Overall, about one third of the participants have received influenza vaccination. Although they were in a risk group, as they suffered from chronic pulmonary or heart disease and diabetes, and so were eligible for pneumococcal vaccination no one has ever received a pneumococcal shot. Only 27.3% of the participants have heard about the pneumococcal vaccine at least once in their life but no one has received pneumococcal vaccine during his life. Not many of the individuals knew enough about the pneumococcal vaccine, a finding that is in accordance with the research of Santibanez.27

A leading reason for non vaccination reported from the elderly participants was vaccine unavailability.17,25,27,37Recent problems with vaccine shortages have delayed or even limited the access to vaccination. In Greece during 2005-2006 influenza season the global media attention to the risk of an avian influenza pandemic has emerged the need of elderly and other high risk groups to get vaccinated. As a result there was an increased demand for vaccines. Some elderly participants commented their difficulties in finding the flu vaccine.

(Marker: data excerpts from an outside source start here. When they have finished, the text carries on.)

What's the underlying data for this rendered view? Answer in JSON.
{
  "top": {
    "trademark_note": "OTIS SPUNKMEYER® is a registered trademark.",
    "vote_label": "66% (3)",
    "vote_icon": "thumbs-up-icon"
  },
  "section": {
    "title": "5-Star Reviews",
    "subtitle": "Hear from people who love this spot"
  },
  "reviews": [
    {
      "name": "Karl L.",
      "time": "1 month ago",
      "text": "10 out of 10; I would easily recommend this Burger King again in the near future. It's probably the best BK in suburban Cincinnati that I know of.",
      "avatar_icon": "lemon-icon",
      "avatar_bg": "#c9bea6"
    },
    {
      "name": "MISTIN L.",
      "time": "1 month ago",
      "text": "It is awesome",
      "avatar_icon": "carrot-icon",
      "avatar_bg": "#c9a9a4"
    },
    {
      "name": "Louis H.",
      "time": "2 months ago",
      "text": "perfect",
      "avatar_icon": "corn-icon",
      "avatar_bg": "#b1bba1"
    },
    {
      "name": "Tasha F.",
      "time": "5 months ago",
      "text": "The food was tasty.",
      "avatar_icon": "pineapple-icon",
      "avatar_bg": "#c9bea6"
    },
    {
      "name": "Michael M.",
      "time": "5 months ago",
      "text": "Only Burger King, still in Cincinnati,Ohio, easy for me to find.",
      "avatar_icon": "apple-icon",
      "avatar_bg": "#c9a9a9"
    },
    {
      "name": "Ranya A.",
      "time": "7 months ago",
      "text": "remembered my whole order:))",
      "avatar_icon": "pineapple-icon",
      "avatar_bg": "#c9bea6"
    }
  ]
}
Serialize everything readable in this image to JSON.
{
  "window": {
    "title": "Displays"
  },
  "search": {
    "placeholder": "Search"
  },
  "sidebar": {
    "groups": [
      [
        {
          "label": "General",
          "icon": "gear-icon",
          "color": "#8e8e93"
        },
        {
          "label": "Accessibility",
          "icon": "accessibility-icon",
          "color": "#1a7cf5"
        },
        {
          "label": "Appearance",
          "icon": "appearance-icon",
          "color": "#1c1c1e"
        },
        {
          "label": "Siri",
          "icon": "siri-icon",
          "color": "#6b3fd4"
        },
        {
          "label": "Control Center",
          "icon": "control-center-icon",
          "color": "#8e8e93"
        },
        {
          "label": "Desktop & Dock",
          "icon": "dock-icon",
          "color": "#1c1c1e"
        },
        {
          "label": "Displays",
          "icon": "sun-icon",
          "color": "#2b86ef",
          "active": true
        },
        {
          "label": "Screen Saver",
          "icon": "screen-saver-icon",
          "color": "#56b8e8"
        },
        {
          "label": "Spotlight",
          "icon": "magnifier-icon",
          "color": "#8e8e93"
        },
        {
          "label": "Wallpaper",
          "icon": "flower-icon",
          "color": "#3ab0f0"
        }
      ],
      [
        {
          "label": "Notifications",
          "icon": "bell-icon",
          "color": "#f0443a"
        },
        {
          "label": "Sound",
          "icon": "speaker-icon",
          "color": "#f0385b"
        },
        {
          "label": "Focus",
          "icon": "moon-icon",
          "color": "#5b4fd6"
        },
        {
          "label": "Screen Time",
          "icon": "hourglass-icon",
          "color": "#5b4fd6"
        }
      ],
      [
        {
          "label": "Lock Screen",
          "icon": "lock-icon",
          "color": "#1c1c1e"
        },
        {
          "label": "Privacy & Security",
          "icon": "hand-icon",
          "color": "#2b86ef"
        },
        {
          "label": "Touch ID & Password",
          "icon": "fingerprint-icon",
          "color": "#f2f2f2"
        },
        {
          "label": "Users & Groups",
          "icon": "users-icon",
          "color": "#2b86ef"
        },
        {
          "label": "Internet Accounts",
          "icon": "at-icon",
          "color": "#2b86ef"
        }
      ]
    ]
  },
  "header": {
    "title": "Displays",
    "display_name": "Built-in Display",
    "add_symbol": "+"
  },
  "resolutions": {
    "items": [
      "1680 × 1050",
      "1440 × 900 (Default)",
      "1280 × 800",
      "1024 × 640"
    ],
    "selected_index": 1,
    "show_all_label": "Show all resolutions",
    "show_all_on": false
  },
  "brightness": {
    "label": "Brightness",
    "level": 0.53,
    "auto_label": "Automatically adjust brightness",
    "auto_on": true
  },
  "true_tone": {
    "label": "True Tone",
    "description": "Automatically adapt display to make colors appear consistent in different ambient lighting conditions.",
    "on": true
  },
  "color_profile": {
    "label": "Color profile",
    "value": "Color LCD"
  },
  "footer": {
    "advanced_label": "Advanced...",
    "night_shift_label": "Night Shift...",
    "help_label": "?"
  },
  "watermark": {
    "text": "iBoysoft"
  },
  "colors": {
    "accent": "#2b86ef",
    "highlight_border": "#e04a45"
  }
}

Prevalence rate for the refusal of influenza vaccination was relatively low (22.7%) in comparison with other studies16,38,39 that mentioned a prevalence ranging from 12% to 16%. Non-immunized individuals perceived more barriers to getting vaccinated. Some elderly participants criticized the whole process of prescribing and getting the flu vaccine as they had to make an appointment with their physician, to prescribe the vaccine and then to buy it from the pharmacy and revisit the health centre or the physician to carry out the flu shot, a rather time consuming procedure. They found it very complicated and they perceived it as a barrier for vaccination. In Greece influenza vaccination is covered from the Health Insurance. We note that the cost per vaccine is about 5€. Elderly participants aged less than 75 years old disliked the previous mentioned bureaucratic process and finally bought the vaccine themselves as they believed that the cost was too low. This finding suggests that a more client friendly procedure would be appreciated from this category of elderly people and would encourage them to receive the vaccine.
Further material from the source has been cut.